Lustrin ES, Karakas SP, Ortiz AO, Cinnamon J, Castillo M, Vaheesan K, Brown JH, Diamond AS, Black K, Singh S.
Department of Radiology, Long Island Jewish Medical Center, 270-05 76th Ave, New Hyde Park, NY 11040, USA.
Radiographics. 2003 May-Jun;23(3):539-60
Emergency radiologic evaluation of the pediatric cervical spine can be challenging because of the confusing appearance of synchondroses, normal anatomic variants, and injuries that are unique to children.
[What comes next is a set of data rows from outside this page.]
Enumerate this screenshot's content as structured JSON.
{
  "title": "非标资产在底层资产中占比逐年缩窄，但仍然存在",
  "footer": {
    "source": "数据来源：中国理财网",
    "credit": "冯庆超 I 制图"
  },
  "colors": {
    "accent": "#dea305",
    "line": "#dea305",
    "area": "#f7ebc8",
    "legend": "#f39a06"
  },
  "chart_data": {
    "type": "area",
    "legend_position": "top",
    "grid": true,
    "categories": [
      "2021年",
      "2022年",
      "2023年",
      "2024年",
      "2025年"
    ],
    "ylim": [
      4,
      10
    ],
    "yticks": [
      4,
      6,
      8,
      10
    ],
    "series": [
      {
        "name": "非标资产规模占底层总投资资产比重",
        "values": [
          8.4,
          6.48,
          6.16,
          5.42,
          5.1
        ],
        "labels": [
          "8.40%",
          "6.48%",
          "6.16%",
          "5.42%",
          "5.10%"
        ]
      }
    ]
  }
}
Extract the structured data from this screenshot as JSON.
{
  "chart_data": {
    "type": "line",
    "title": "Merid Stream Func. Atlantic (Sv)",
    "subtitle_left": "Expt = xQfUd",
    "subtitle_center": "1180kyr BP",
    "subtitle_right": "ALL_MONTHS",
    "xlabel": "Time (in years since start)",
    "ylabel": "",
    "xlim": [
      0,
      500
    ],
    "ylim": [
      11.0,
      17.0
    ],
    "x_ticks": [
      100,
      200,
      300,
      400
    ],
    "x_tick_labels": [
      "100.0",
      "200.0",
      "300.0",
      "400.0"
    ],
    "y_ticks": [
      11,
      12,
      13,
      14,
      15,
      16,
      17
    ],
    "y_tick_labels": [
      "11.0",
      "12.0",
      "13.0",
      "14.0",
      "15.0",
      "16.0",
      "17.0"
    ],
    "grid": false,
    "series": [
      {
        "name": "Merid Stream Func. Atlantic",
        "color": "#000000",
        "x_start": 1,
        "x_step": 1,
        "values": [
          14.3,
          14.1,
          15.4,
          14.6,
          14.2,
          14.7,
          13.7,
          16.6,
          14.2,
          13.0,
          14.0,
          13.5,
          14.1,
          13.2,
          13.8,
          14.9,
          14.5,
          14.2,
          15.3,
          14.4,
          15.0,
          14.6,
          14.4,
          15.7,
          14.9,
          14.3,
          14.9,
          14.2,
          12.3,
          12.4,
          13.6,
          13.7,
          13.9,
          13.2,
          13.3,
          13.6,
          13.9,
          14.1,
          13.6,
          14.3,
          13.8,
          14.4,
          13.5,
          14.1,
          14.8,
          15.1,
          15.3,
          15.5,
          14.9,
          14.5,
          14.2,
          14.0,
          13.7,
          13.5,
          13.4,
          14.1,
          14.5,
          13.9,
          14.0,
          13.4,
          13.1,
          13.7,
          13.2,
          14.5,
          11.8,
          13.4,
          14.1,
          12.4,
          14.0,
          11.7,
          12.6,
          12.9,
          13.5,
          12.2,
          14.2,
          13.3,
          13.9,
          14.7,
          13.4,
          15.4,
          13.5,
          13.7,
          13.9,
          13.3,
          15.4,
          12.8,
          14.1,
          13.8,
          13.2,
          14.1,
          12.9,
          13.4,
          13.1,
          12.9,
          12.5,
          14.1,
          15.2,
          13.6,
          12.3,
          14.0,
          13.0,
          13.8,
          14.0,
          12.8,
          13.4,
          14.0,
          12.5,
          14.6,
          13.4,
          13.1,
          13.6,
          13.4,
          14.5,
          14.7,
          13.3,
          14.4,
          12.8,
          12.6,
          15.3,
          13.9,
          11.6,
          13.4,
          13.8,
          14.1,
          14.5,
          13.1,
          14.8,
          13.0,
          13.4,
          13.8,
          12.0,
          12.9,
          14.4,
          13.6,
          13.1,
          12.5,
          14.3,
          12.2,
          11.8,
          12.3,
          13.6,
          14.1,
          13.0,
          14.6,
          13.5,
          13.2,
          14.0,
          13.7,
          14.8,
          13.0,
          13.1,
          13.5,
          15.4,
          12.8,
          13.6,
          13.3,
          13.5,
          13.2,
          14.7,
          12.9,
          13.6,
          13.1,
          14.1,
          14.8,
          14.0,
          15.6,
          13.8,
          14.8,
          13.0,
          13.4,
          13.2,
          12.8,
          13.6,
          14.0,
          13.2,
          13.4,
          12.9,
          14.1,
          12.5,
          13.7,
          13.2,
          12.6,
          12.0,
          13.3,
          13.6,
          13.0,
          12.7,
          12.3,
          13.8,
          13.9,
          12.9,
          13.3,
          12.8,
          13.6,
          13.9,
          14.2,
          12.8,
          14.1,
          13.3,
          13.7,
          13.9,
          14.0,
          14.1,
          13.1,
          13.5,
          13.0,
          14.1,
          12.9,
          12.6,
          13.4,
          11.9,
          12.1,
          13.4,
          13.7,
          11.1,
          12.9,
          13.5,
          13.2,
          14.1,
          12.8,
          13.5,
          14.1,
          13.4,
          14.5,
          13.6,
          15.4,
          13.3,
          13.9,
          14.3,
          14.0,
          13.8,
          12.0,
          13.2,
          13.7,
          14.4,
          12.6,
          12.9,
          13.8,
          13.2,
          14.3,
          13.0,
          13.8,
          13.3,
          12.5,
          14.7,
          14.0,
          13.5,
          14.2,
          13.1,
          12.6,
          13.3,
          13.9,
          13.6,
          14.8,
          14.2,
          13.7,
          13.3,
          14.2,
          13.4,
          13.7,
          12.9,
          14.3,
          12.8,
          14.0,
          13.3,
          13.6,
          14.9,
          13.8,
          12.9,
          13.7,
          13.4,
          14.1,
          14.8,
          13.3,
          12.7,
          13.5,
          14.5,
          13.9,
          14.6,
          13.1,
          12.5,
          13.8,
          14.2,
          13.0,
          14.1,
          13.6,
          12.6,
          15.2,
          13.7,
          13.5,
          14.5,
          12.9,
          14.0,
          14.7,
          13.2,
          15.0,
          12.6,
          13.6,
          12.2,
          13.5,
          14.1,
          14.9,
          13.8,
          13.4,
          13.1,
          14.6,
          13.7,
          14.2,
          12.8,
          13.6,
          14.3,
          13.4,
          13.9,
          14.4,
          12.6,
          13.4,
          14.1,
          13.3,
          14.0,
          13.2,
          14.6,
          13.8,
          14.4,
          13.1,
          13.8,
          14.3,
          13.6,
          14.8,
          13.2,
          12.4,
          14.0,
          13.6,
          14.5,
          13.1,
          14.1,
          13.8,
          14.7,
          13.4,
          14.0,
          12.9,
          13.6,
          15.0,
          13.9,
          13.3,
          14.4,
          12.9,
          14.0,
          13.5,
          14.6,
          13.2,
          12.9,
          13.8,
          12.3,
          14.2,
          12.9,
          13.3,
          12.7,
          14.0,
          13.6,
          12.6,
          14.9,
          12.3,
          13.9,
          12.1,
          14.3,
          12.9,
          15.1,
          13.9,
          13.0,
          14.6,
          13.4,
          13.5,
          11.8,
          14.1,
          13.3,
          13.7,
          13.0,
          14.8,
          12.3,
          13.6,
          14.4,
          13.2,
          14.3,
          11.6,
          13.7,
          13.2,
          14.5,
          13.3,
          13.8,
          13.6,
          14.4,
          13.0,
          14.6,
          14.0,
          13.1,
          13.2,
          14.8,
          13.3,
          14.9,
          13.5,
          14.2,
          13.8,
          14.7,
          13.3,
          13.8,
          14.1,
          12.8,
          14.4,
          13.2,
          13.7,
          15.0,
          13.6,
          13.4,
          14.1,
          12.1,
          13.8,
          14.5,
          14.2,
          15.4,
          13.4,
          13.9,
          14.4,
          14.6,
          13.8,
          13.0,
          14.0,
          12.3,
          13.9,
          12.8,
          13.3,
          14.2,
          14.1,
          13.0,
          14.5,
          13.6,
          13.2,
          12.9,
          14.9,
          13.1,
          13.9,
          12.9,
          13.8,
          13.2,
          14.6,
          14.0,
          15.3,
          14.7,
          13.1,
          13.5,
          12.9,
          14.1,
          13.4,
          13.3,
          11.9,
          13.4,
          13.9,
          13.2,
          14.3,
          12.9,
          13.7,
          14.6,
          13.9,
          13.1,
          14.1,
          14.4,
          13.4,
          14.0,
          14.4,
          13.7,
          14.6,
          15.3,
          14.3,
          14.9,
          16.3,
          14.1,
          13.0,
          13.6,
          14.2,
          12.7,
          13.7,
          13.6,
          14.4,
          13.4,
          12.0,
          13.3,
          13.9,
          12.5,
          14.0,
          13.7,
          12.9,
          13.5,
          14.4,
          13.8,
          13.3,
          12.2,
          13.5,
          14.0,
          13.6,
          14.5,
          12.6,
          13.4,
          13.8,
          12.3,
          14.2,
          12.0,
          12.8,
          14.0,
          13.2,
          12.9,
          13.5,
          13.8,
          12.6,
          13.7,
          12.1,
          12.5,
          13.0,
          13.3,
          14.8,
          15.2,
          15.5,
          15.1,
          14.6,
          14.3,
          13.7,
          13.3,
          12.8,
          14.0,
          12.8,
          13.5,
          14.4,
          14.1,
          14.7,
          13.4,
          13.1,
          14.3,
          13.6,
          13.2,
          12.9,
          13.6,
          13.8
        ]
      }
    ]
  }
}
Cervical spine injuries in children are usually seen in the upper cervical region owing to the unique biomechanics and anatomy of the pediatric cervical spine. Knowledge of the normal embryologic development and anatomy of the cervical spine is important to avoid mistaking synchondroses for fractures in the setting of trauma. Familiarity with anatomic variants is also important for correct image interpretation. These variants include pseudosubluxation, absence of cervical lordosis, wedging of the C3 vertebra, widening of the predental space, prevertebral soft-tissue widening, intervertebral widening, and "pseudo-Jefferson fracture." In addition, familiarity with mechanisms of injury and appropriate imaging modalities will aid in the correct interpretation of radiologic images of the pediatric cervical spine.